When to use log scales
log scales seem to have caused a lot of debate recently. When should we use them?
I think there are two reasons:
- Your data is exponentially distributed.
- You want to transform your data to make certain regions easier to see.
Exponentially distributed data
The first is a bit of a tautology. For independent variables (usually the x-axis) it’s easy. Perhaps you have collected data at points 1, 2, 4, 8, 16 etc. Makes sense to plot this on log2 scale (0, 1, 2, 3, 4). Collected at 0.1, 1, 10, 100 etc? Plot on log10 (-1, 1, 2, 3). An example is minimum inhibitory concentrations (MIC) which are directly measured in log increases, or parameter searches which are often over large ranges.
But what about dependent variables? Anything that’s a geometric progression (multiplied by a constant factor at each step) will be exponential, and probably needs to be logged to see its range properly.
An examples might be cases in an epidemic (multiplied, roughly, by R each time interval).
Often when you do this you’ll see a nice linear relationship emerge, which is easier to analyse (visually and analytically).
In the top row, the dependent (x) variable has been collected in logs, and should be plotted as such so the linear relationship is clear. This also spaces out points on the x-axis better. Similarly in the bottom plot, the growth rate of an independent variable which rises along an exponential curve is better seen when logged. This also spaces points out on the y-axis better. It is usually clearer to write values on the scales as their untransformed values.
Transforming for visualisations
Another reason you may want to log a scale is more purely for visualisation purposes – nothing mechanistically to do with the variables being plotted or how they were collected.
Broadly, logging a variable expands the range of the smaller values and shrinks the range of the larger values.
Very useful when looking across a large range or your values are bunched up at the lower range!.
Really this has nothing directly to do with logs/exponentials, it’s just a nice function whose shape has this useful property. In fact, you are often free to use any transformation you want. If you want one that shrinks/grows less than log(x), use sqrt(x). If you want one that does it even more than log(x), use 1/x.

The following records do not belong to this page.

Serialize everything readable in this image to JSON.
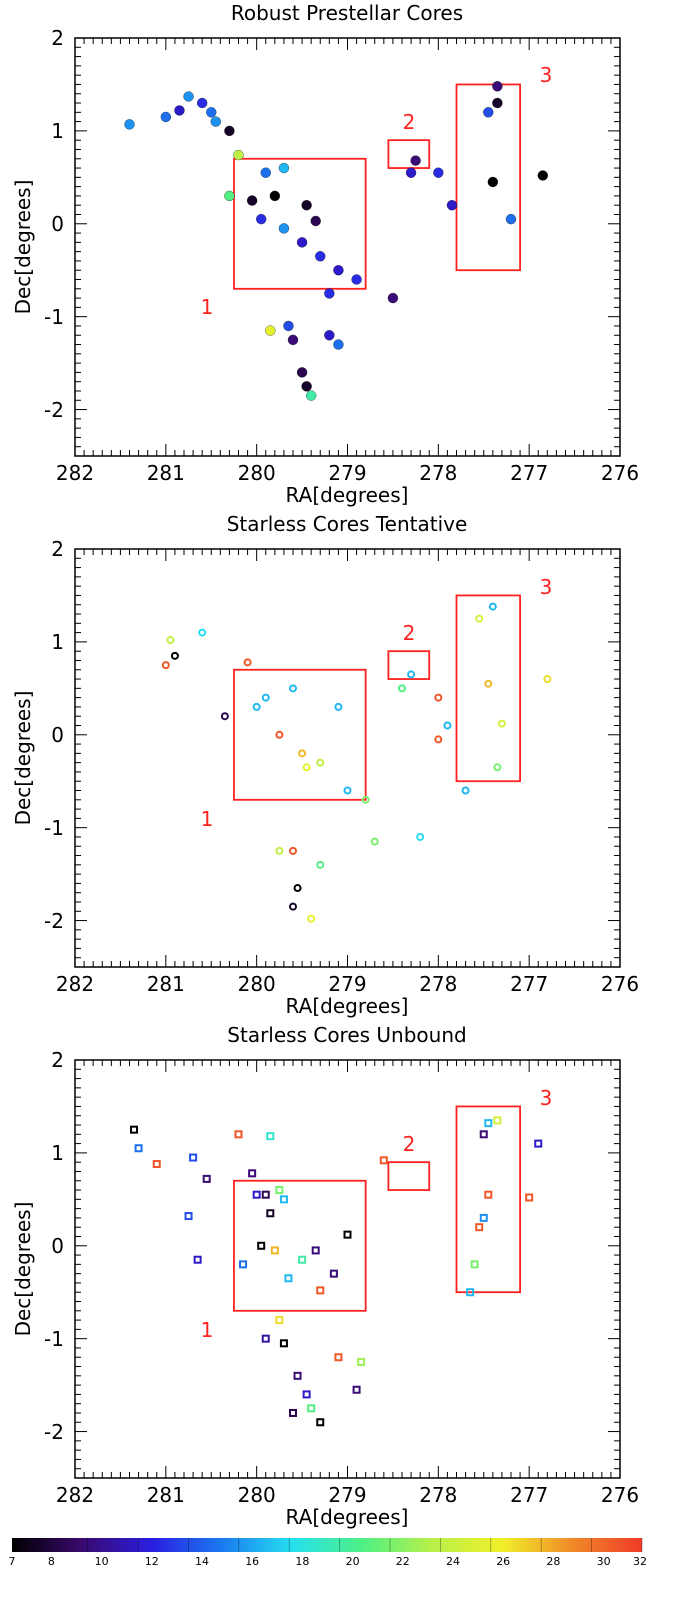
{
  "colors": {
    "region": "#ff2020",
    "colormap_stops": [
      "#000000",
      "#3a0a6e",
      "#2a1ee0",
      "#1b7af0",
      "#25e0f0",
      "#4ef085",
      "#b8f04a",
      "#f0f02a",
      "#f08a28",
      "#f03a28"
    ]
  },
  "chart_data": [
    {
      "type": "scatter",
      "title": "Robust Prestellar Cores",
      "xlabel": "RA[degrees]",
      "ylabel": "Dec[degrees]",
      "xlim": [
        282,
        276
      ],
      "ylim": [
        -2.5,
        2
      ],
      "x_ticks": [
        "282",
        "281",
        "280",
        "279",
        "278",
        "277",
        "276"
      ],
      "y_ticks": [
        "2",
        "1",
        "0",
        "-1",
        "-2"
      ],
      "marker": "circle",
      "regions": [
        {
          "label": "1",
          "ra": [
            280.25,
            278.8
          ],
          "dec": [
            -0.7,
            0.7
          ]
        },
        {
          "label": "2",
          "ra": [
            278.55,
            278.1
          ],
          "dec": [
            0.6,
            0.9
          ]
        },
        {
          "label": "3",
          "ra": [
            277.8,
            277.1
          ],
          "dec": [
            -0.5,
            1.5
          ]
        }
      ],
      "points": [
        {
          "ra": 281.4,
          "dec": 1.07,
          "value": 16
        },
        {
          "ra": 281.0,
          "dec": 1.15,
          "value": 15
        },
        {
          "ra": 280.85,
          "dec": 1.22,
          "value": 12
        },
        {
          "ra": 280.75,
          "dec": 1.37,
          "value": 16
        },
        {
          "ra": 280.6,
          "dec": 1.3,
          "value": 13
        },
        {
          "ra": 280.5,
          "dec": 1.2,
          "value": 15
        },
        {
          "ra": 280.45,
          "dec": 1.1,
          "value": 16
        },
        {
          "ra": 280.3,
          "dec": 1.0,
          "value": 8
        },
        {
          "ra": 280.2,
          "dec": 0.74,
          "value": 24
        },
        {
          "ra": 280.3,
          "dec": 0.3,
          "value": 21
        },
        {
          "ra": 280.05,
          "dec": 0.25,
          "value": 8
        },
        {
          "ra": 279.8,
          "dec": 0.3,
          "value": 7
        },
        {
          "ra": 279.9,
          "dec": 0.55,
          "value": 15
        },
        {
          "ra": 279.7,
          "dec": 0.6,
          "value": 17
        },
        {
          "ra": 279.45,
          "dec": 0.2,
          "value": 8
        },
        {
          "ra": 279.35,
          "dec": 0.03,
          "value": 9
        },
        {
          "ra": 279.95,
          "dec": 0.05,
          "value": 13
        },
        {
          "ra": 279.7,
          "dec": -0.05,
          "value": 16
        },
        {
          "ra": 279.5,
          "dec": -0.2,
          "value": 12
        },
        {
          "ra": 279.3,
          "dec": -0.35,
          "value": 13
        },
        {
          "ra": 279.1,
          "dec": -0.5,
          "value": 12
        },
        {
          "ra": 278.9,
          "dec": -0.6,
          "value": 13
        },
        {
          "ra": 279.2,
          "dec": -0.75,
          "value": 13
        },
        {
          "ra": 278.5,
          "dec": -0.8,
          "value": 10
        },
        {
          "ra": 278.3,
          "dec": 0.55,
          "value": 12
        },
        {
          "ra": 278.25,
          "dec": 0.68,
          "value": 10
        },
        {
          "ra": 278.0,
          "dec": 0.55,
          "value": 13
        },
        {
          "ra": 277.85,
          "dec": 0.2,
          "value": 12
        },
        {
          "ra": 277.45,
          "dec": 1.2,
          "value": 14
        },
        {
          "ra": 277.35,
          "dec": 1.48,
          "value": 10
        },
        {
          "ra": 277.35,
          "dec": 1.3,
          "value": 8
        },
        {
          "ra": 277.4,
          "dec": 0.45,
          "value": 7
        },
        {
          "ra": 277.2,
          "dec": 0.05,
          "value": 15
        },
        {
          "ra": 276.85,
          "dec": 0.52,
          "value": 7
        },
        {
          "ra": 279.65,
          "dec": -1.1,
          "value": 14
        },
        {
          "ra": 279.85,
          "dec": -1.15,
          "value": 26
        },
        {
          "ra": 279.6,
          "dec": -1.25,
          "value": 10
        },
        {
          "ra": 279.2,
          "dec": -1.2,
          "value": 12
        },
        {
          "ra": 279.1,
          "dec": -1.3,
          "value": 15
        },
        {
          "ra": 279.5,
          "dec": -1.6,
          "value": 9
        },
        {
          "ra": 279.45,
          "dec": -1.75,
          "value": 8
        },
        {
          "ra": 279.4,
          "dec": -1.85,
          "value": 20
        }
      ]
    },
    {
      "type": "scatter",
      "title": "Starless Cores Tentative",
      "xlabel": "RA[degrees]",
      "ylabel": "Dec[degrees]",
      "xlim": [
        282,
        276
      ],
      "ylim": [
        -2.5,
        2
      ],
      "x_ticks": [
        "282",
        "281",
        "280",
        "279",
        "278",
        "277",
        "276"
      ],
      "y_ticks": [
        "2",
        "1",
        "0",
        "-1",
        "-2"
      ],
      "marker": "ring",
      "regions": [
        {
          "label": "1",
          "ra": [
            280.25,
            278.8
          ],
          "dec": [
            -0.7,
            0.7
          ]
        },
        {
          "label": "2",
          "ra": [
            278.55,
            278.1
          ],
          "dec": [
            0.6,
            0.9
          ]
        },
        {
          "label": "3",
          "ra": [
            277.8,
            277.1
          ],
          "dec": [
            -0.5,
            1.5
          ]
        }
      ],
      "points": [
        {
          "ra": 281.0,
          "dec": 0.75,
          "value": 31
        },
        {
          "ra": 280.9,
          "dec": 0.85,
          "value": 7
        },
        {
          "ra": 280.95,
          "dec": 1.02,
          "value": 24
        },
        {
          "ra": 280.6,
          "dec": 1.1,
          "value": 18
        },
        {
          "ra": 280.35,
          "dec": 0.2,
          "value": 9
        },
        {
          "ra": 280.1,
          "dec": 0.78,
          "value": 31
        },
        {
          "ra": 280.0,
          "dec": 0.3,
          "value": 17
        },
        {
          "ra": 279.9,
          "dec": 0.4,
          "value": 17
        },
        {
          "ra": 279.75,
          "dec": 0.0,
          "value": 31
        },
        {
          "ra": 279.6,
          "dec": 0.5,
          "value": 17
        },
        {
          "ra": 279.45,
          "dec": -0.35,
          "value": 26
        },
        {
          "ra": 279.5,
          "dec": -0.2,
          "value": 28
        },
        {
          "ra": 279.3,
          "dec": -0.3,
          "value": 24
        },
        {
          "ra": 279.1,
          "dec": 0.3,
          "value": 17
        },
        {
          "ra": 279.0,
          "dec": -0.6,
          "value": 17
        },
        {
          "ra": 278.8,
          "dec": -0.7,
          "value": 22
        },
        {
          "ra": 278.4,
          "dec": 0.5,
          "value": 21
        },
        {
          "ra": 278.3,
          "dec": 0.65,
          "value": 17
        },
        {
          "ra": 278.0,
          "dec": 0.4,
          "value": 31
        },
        {
          "ra": 278.0,
          "dec": -0.05,
          "value": 31
        },
        {
          "ra": 277.9,
          "dec": 0.1,
          "value": 17
        },
        {
          "ra": 277.55,
          "dec": 1.25,
          "value": 25
        },
        {
          "ra": 277.4,
          "dec": 1.38,
          "value": 17
        },
        {
          "ra": 277.45,
          "dec": 0.55,
          "value": 28
        },
        {
          "ra": 277.3,
          "dec": 0.12,
          "value": 25
        },
        {
          "ra": 277.35,
          "dec": -0.35,
          "value": 22
        },
        {
          "ra": 276.8,
          "dec": 0.6,
          "value": 27
        },
        {
          "ra": 277.7,
          "dec": -0.6,
          "value": 17
        },
        {
          "ra": 279.75,
          "dec": -1.25,
          "value": 24
        },
        {
          "ra": 279.6,
          "dec": -1.25,
          "value": 31
        },
        {
          "ra": 279.55,
          "dec": -1.65,
          "value": 7
        },
        {
          "ra": 279.6,
          "dec": -1.85,
          "value": 8
        },
        {
          "ra": 279.4,
          "dec": -1.98,
          "value": 26
        },
        {
          "ra": 279.3,
          "dec": -1.4,
          "value": 21
        },
        {
          "ra": 278.7,
          "dec": -1.15,
          "value": 22
        },
        {
          "ra": 278.2,
          "dec": -1.1,
          "value": 18
        }
      ]
    },
    {
      "type": "scatter",
      "title": "Starless Cores Unbound",
      "xlabel": "RA[degrees]",
      "ylabel": "Dec[degrees]",
      "xlim": [
        282,
        276
      ],
      "ylim": [
        -2.5,
        2
      ],
      "x_ticks": [
        "282",
        "281",
        "280",
        "279",
        "278",
        "277",
        "276"
      ],
      "y_ticks": [
        "2",
        "1",
        "0",
        "-1",
        "-2"
      ],
      "marker": "square",
      "regions": [
        {
          "label": "1",
          "ra": [
            280.25,
            278.8
          ],
          "dec": [
            -0.7,
            0.7
          ]
        },
        {
          "label": "2",
          "ra": [
            278.55,
            278.1
          ],
          "dec": [
            0.6,
            0.9
          ]
        },
        {
          "label": "3",
          "ra": [
            277.8,
            277.1
          ],
          "dec": [
            -0.5,
            1.5
          ]
        }
      ],
      "points": [
        {
          "ra": 281.35,
          "dec": 1.25,
          "value": 7
        },
        {
          "ra": 281.3,
          "dec": 1.05,
          "value": 15
        },
        {
          "ra": 281.1,
          "dec": 0.88,
          "value": 31
        },
        {
          "ra": 280.7,
          "dec": 0.95,
          "value": 14
        },
        {
          "ra": 280.55,
          "dec": 0.72,
          "value": 10
        },
        {
          "ra": 280.75,
          "dec": 0.32,
          "value": 14
        },
        {
          "ra": 280.65,
          "dec": -0.15,
          "value": 12
        },
        {
          "ra": 280.2,
          "dec": 1.2,
          "value": 31
        },
        {
          "ra": 280.05,
          "dec": 0.78,
          "value": 10
        },
        {
          "ra": 279.85,
          "dec": 1.18,
          "value": 19
        },
        {
          "ra": 280.0,
          "dec": 0.55,
          "value": 12
        },
        {
          "ra": 279.9,
          "dec": 0.55,
          "value": 9
        },
        {
          "ra": 279.7,
          "dec": 0.5,
          "value": 17
        },
        {
          "ra": 279.85,
          "dec": 0.35,
          "value": 8
        },
        {
          "ra": 279.75,
          "dec": 0.6,
          "value": 22
        },
        {
          "ra": 279.95,
          "dec": 0.0,
          "value": 7
        },
        {
          "ra": 279.8,
          "dec": -0.05,
          "value": 28
        },
        {
          "ra": 280.15,
          "dec": -0.2,
          "value": 15
        },
        {
          "ra": 279.65,
          "dec": -0.35,
          "value": 17
        },
        {
          "ra": 279.5,
          "dec": -0.15,
          "value": 20
        },
        {
          "ra": 279.35,
          "dec": -0.05,
          "value": 10
        },
        {
          "ra": 279.3,
          "dec": -0.48,
          "value": 31
        },
        {
          "ra": 279.15,
          "dec": -0.3,
          "value": 10
        },
        {
          "ra": 279.0,
          "dec": 0.12,
          "value": 7
        },
        {
          "ra": 278.6,
          "dec": 0.92,
          "value": 31
        },
        {
          "ra": 277.65,
          "dec": -0.5,
          "value": 17
        },
        {
          "ra": 277.6,
          "dec": -0.2,
          "value": 22
        },
        {
          "ra": 277.55,
          "dec": 0.2,
          "value": 31
        },
        {
          "ra": 277.45,
          "dec": 0.55,
          "value": 31
        },
        {
          "ra": 277.5,
          "dec": 0.3,
          "value": 16
        },
        {
          "ra": 277.5,
          "dec": 1.2,
          "value": 10
        },
        {
          "ra": 277.45,
          "dec": 1.32,
          "value": 17
        },
        {
          "ra": 277.35,
          "dec": 1.35,
          "value": 25
        },
        {
          "ra": 277.0,
          "dec": 0.52,
          "value": 31
        },
        {
          "ra": 276.9,
          "dec": 1.1,
          "value": 12
        },
        {
          "ra": 279.75,
          "dec": -0.8,
          "value": 27
        },
        {
          "ra": 279.9,
          "dec": -1.0,
          "value": 11
        },
        {
          "ra": 279.7,
          "dec": -1.05,
          "value": 7
        },
        {
          "ra": 279.55,
          "dec": -1.4,
          "value": 10
        },
        {
          "ra": 279.45,
          "dec": -1.6,
          "value": 12
        },
        {
          "ra": 279.6,
          "dec": -1.8,
          "value": 9
        },
        {
          "ra": 279.4,
          "dec": -1.75,
          "value": 21
        },
        {
          "ra": 279.3,
          "dec": -1.9,
          "value": 7
        },
        {
          "ra": 279.1,
          "dec": -1.2,
          "value": 31
        },
        {
          "ra": 278.85,
          "dec": -1.25,
          "value": 23
        },
        {
          "ra": 278.9,
          "dec": -1.55,
          "value": 10
        }
      ]
    }
  ],
  "colorbar": {
    "ticks": [
      "7",
      "8",
      "10",
      "12",
      "14",
      "16",
      "18",
      "20",
      "22",
      "24",
      "26",
      "28",
      "30",
      "32"
    ]
  }
}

In this case we take a transform of the x variable to display the data more clearly so it fills the plot evenly, and uses the space as best as possible. Each transform spreads/squeezes data more. In this case the data is actually logged so this leads to perfect spacing.
More intuition
To get a sense of what logging looks like, try using log graph paper.
Also very handy: in base 10 a linear change of 0.3 is a log change of 0.5 as log10(3) = 0.5. So if you had a progression 10, 30, 100, 300 etc, these are about equally spaced on a log scale.
log-log scales
log-log scales can be used to analyse power laws, or when both variables are exponentially distributed, or need to be spread out better.